The session will be concentrated on both (i) weather and (ii) climate/climate change, and their influence on wildfire activity. We welcome all submissions related to wildfires, weather and climate, but are particularly interested in the following:

(i) The relation between equatorial/tropical weather systems, monsoons, El Niņo and wildfires, particularly in Africa, Brazil, Indonesia and Australia.
(ii) The impact played by large-scale teleconnection patterns (e.g. NAO, PNA, PDO) in terms of the monthly and seasonal scales on mid-latitude wildfire activity in the the USA, Canada and Europe.
(iii) The impact of recent meteorological extreme events, namely heatwaves and droughts, in large wildfires in California and the Mediterranean countries (e.g. Portugal [2003], Spain [2005], France, Italy [2007], Greece [2007], California [2007]).
(iv) Possible changes of global and regional wildfire characteristics as a consequence of climate change.

This session is particularly devoted to synoptic and large scale studies (diagnosis/modeling); therefore, fire propagation models or similar applications that are applicable to only a local scale are out of the scope of the session.

We foresee a lively oral and poster session and look forward to your submissions on wildfires, weather and climate.
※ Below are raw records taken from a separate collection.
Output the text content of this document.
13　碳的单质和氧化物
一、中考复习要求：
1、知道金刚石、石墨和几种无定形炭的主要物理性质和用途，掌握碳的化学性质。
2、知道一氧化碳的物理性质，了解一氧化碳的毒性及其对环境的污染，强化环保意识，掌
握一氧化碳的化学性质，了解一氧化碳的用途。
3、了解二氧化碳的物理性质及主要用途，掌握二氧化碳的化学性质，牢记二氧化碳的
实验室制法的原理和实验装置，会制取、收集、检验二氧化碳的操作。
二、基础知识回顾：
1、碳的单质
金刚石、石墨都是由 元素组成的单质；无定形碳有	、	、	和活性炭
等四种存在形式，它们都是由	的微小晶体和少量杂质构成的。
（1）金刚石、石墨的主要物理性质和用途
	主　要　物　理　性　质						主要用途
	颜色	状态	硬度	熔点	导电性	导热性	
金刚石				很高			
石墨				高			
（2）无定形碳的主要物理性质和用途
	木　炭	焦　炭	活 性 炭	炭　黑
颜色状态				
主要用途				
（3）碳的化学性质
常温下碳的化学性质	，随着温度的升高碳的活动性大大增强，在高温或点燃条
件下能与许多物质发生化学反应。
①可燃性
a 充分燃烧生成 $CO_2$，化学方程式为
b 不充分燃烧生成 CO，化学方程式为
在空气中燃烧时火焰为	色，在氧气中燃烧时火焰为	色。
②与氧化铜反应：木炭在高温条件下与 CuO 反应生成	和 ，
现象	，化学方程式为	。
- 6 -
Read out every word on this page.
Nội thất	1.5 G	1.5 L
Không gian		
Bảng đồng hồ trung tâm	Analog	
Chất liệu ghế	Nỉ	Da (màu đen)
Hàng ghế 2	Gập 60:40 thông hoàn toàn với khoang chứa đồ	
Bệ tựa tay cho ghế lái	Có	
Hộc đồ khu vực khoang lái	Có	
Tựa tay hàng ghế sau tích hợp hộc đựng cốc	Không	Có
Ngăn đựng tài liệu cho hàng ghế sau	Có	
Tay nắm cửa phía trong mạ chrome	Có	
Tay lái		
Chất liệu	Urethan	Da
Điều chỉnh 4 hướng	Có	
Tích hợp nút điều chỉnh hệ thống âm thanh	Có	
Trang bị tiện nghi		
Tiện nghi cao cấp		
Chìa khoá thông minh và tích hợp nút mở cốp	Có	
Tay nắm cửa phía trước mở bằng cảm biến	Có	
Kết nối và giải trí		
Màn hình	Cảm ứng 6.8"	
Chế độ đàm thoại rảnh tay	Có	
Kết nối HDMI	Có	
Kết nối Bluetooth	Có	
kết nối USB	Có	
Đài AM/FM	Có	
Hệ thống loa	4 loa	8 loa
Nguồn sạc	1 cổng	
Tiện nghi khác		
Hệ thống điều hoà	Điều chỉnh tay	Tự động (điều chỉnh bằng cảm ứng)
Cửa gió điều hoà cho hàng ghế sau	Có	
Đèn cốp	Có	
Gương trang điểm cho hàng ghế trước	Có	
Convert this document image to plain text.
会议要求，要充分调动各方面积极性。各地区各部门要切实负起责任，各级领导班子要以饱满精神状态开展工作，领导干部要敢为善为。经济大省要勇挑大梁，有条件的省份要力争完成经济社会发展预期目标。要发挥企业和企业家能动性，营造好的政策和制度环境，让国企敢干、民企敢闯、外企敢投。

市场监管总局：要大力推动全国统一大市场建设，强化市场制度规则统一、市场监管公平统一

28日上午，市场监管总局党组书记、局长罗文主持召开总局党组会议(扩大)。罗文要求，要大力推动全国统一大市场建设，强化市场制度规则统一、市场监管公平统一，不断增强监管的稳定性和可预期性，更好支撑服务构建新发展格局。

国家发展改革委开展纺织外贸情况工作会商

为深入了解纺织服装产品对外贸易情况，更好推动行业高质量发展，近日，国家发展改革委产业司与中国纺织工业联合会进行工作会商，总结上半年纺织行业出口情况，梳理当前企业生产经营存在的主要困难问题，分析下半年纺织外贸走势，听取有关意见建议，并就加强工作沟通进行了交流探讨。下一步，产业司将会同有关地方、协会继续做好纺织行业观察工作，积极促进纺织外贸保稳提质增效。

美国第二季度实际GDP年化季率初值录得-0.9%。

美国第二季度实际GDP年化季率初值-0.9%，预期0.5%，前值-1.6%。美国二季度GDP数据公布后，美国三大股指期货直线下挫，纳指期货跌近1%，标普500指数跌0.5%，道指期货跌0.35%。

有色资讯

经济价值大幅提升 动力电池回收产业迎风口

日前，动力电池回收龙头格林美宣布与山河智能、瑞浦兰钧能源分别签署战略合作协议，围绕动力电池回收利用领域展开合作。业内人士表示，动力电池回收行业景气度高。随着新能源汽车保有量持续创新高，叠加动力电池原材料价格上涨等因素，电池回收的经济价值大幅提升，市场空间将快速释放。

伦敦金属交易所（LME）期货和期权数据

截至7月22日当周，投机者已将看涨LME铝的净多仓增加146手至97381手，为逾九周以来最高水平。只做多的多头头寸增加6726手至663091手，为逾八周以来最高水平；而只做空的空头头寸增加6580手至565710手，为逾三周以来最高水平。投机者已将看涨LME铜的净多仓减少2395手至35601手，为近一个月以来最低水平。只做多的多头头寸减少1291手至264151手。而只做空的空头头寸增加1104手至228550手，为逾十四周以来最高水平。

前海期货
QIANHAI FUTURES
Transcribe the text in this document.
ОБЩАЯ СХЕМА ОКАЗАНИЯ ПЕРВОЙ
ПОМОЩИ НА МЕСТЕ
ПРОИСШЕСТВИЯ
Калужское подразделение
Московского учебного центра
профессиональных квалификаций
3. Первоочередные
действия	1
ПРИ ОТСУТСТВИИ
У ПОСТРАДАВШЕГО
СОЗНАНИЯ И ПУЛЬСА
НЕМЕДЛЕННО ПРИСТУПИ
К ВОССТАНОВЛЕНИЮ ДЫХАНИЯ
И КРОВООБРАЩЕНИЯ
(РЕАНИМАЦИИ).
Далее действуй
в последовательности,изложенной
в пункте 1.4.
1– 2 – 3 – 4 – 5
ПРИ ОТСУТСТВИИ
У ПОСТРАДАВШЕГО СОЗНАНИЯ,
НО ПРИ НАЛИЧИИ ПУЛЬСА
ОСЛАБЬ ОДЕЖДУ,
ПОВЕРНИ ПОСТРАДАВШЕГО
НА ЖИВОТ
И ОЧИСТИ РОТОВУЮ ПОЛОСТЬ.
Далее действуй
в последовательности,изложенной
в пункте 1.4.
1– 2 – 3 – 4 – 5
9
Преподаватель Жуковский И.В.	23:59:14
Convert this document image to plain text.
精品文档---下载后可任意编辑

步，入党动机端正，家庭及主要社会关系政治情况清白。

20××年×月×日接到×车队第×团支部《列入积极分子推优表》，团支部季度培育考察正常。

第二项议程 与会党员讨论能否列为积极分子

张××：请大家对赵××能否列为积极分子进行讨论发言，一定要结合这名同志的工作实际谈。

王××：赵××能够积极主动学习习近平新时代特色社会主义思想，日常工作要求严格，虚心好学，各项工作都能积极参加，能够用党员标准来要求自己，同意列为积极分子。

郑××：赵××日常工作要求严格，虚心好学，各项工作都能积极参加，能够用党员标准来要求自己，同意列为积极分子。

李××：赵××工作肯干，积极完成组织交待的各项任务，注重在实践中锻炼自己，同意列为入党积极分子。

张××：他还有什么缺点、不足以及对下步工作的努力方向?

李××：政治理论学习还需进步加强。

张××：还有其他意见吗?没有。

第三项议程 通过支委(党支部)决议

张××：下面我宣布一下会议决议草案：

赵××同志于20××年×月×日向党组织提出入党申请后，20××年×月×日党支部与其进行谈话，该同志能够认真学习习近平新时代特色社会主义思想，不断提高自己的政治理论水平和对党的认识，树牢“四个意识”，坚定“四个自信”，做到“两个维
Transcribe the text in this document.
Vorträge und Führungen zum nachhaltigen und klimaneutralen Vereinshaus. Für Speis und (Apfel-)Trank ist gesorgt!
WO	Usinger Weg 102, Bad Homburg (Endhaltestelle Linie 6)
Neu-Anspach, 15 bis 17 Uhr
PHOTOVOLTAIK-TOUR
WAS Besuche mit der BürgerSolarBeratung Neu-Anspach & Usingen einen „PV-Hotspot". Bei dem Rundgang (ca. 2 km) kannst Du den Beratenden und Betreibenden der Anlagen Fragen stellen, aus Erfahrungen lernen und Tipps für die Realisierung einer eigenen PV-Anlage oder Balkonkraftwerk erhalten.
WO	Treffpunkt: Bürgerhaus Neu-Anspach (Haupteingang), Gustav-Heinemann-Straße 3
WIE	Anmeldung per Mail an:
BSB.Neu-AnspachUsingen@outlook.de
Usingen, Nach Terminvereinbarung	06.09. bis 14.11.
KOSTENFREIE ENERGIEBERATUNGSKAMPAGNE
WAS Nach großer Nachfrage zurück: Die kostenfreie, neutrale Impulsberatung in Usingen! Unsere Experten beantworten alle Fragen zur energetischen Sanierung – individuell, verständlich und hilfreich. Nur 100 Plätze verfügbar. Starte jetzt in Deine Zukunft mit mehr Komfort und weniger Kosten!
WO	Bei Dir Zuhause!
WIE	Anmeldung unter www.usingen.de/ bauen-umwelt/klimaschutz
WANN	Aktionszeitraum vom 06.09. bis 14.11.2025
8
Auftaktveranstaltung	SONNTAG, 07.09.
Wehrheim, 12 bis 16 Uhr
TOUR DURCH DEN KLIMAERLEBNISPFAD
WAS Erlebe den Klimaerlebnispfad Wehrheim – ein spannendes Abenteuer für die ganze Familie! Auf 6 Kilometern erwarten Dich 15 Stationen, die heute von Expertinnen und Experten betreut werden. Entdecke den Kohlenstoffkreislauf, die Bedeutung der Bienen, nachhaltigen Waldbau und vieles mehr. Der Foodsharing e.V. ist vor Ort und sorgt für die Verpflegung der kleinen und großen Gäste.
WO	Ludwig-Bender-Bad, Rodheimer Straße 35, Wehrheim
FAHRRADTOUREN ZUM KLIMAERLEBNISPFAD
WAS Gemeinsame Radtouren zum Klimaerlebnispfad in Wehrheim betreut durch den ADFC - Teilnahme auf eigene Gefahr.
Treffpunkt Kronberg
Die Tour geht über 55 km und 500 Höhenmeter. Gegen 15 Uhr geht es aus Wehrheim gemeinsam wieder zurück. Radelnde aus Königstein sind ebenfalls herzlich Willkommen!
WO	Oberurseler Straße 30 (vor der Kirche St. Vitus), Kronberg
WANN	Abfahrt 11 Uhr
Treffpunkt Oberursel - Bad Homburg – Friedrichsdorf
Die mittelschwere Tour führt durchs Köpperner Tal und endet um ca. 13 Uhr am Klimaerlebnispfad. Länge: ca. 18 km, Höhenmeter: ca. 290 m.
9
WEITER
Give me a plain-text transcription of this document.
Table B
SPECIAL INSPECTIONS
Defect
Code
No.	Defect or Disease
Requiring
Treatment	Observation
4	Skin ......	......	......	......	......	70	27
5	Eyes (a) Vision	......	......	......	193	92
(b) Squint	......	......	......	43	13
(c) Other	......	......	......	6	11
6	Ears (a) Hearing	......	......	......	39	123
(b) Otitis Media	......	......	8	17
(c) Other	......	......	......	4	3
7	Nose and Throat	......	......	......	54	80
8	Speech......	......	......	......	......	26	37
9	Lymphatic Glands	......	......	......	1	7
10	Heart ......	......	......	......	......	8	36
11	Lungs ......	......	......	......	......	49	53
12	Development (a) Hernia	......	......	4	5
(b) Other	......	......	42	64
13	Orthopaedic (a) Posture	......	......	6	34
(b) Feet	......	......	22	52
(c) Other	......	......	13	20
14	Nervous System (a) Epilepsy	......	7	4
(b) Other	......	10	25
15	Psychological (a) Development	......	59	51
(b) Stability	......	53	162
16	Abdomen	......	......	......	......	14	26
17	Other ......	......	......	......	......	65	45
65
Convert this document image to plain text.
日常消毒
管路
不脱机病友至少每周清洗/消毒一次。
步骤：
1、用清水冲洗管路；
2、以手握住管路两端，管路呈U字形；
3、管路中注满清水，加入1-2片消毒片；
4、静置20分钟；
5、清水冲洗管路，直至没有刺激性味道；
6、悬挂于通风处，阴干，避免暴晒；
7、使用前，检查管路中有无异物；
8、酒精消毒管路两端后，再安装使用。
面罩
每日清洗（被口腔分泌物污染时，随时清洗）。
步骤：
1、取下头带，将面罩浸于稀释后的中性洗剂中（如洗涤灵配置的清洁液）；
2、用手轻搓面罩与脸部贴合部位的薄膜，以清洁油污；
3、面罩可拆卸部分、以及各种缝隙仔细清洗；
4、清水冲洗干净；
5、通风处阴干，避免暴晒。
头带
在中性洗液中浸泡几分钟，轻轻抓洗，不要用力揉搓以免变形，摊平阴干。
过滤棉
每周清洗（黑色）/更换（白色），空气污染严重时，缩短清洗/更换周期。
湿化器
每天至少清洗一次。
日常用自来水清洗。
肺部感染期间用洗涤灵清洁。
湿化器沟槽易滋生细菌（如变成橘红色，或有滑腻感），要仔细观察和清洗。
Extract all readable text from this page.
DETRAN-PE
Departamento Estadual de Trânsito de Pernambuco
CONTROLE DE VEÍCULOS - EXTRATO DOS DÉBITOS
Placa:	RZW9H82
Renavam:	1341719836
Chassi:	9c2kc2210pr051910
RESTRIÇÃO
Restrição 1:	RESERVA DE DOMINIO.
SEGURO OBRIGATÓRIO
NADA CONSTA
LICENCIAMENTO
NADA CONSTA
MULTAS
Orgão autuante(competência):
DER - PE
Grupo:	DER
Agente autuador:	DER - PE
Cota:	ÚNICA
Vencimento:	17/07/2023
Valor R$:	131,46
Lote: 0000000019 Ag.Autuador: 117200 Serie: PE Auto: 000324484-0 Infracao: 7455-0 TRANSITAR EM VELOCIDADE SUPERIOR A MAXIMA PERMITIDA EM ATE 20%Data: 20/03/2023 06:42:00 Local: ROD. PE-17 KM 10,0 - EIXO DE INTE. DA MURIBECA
Preliminary List of Solicited Speakers
Brian D. Amiro

University of Manitoba

Winnipeg, Canada

Wildfire is currently an important driver of boreal forest dynamics and is projected to have an even greater impact with a changing climate. In many regions, weather is projected to be more conducive to an increase in area burned. This will make fire an even greater consideration for forest management and protection of valued infrastructure. Fire has also been identified as an example of climate change feedback, whereby increased fire can increase atmospheric concentrations of greenhouse gases, enhancing global warming. Alternatively, fire has the potential for global cooling because of its change to the surface albedo. We review some of the evidence of the potential net impacts of fire, and the recent developments to attempt to decrease our uncertainty.